Where was I? Oh, right. Sean gives Dom everything they could retrieve from Han's wreck, which was a picture of Gisele and the cross necklace of Dom's that bounces around to every member of his family. Sean says there's nothing else to take back, which means we are again going to have a funeral without a body.
... this motherfucker isn't dead. You can't keep doing this to me movie, you fucking can't. I'm onto you.
Dom goes back to the states and they hold Han's funeral. Roman says he can't take another funeral so soon, despite the subject of the last funeral literally standing right next to him alive and well.
It's at this point that I'm going to yada yada yada the rest of the movie. They get recruited by a special spook called Mr Nobody, played by Kurt Russell, who says he's a ghost just like Shaw, and that he will get them Shaw if they help him with a side quest, stealing a hacking system called God's Eye that can take over any camera or microphone on a network and use it to track people across the globe. So they're put on a sidequest that has them running afoul of a warlord who stole this software to begin with, and Shaw meeting up with them at every turn to make their lives miserable. They parachute some cars out of a plane and even jump a car from skyscraper to skyscraper in Dubai.
It's at this point that Brian stops talking much, and his face becomes awfully cgi looking. It's clear that this is where they ran out of shots after Paul Walker's death, and the few times he speaks from this point on uses dialogue from previous movies chopped together to form a new sentence. It sounds really bad and it's super jarring every time it happens.
The warlord is defeated, Shaw is imprisoned, Thanos I assume is going to make a mid-credits appearance at this point, and the heroes are happy. It's at this point as they relax on a beach that they realize that despite Brian saying he hates the family man life, that it's where he belongs, and that it's time for him to retire. Dom drives away without saying goodbye, CGI-Face Brian drives up and robot-talks that he doesn't get to leave without saying goodbye, and Charlie Puth starts to sing.
So, a little bit before this movie came out, maybe even a year before, maybe even two, it's hard to say, but a very good friend of mine died a tragic death. When this movie came out, this song was everywhere, and it was sitting in my car at a stoplight, driving home from work, with this coming on the radio, that I finally broke down and cried for the first time over my friend's death. This was when I was still severely suffering from depression, so dealing with my feelings wasn't something I was really good at, and as much as I want to hate this song for being so cheesy and feeling a little exploitative over someone's death, I can't. It's cemented into my memory as a major point in my life, and watching this scene as Dom and Brian drive away down separate roads, it got me. It fucking got me.

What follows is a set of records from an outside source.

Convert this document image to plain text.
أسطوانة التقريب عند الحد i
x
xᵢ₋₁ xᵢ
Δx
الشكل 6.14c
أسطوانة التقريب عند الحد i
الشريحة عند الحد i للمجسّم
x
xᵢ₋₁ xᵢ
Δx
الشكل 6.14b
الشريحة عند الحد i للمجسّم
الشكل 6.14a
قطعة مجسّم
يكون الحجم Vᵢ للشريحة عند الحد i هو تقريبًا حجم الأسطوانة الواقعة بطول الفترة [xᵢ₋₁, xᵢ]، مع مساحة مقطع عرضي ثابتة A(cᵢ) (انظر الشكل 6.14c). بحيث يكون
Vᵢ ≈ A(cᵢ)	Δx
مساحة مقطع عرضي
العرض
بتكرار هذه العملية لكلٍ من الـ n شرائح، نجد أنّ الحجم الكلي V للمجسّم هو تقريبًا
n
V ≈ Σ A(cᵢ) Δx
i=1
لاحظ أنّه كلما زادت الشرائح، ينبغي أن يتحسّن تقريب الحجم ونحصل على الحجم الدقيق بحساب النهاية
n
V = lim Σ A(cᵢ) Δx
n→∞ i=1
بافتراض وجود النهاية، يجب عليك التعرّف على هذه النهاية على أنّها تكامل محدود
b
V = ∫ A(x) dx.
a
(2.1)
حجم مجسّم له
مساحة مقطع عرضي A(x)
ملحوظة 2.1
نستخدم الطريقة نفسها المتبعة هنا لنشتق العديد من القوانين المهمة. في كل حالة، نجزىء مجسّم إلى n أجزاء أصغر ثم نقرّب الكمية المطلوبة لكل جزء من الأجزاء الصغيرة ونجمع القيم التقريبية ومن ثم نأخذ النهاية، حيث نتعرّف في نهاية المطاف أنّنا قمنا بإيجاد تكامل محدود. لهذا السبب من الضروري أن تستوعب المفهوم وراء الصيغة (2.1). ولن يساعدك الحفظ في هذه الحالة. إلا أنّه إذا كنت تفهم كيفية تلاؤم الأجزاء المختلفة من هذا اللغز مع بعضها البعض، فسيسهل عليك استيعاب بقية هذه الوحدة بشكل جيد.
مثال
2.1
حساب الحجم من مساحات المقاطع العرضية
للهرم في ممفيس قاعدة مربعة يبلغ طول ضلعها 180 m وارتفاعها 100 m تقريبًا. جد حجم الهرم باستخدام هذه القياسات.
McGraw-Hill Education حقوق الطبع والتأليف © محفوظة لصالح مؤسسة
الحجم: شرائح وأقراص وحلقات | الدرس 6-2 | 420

That's the end of Furious 7. I would argue that it's not as good as 6, but having a major actor die during production they did what they could with this film and it works out a lot better than it probably should. I have some problems with James Wan's directing as I've already pointed out, I also think the hand to hand fight scenes were way too jumpy and shakey-cammed with lots of cuts, and there's this one specific camera move where a character rolls backwards off an object, like being flipped over a chair or table, and the camera rolls with them, that was visually interesting the first time they did it, and then they did it six more times to the point of being silly. There's also a scene where Dom calls Mia, and while two characters are just having a conversation on the phone, the camera is spinning around them both as it cuts between one and the other, and it made me fucking dizzy. I hope Justin Lin is back for the next one.
The Fate of the Furious is up next, lord help me.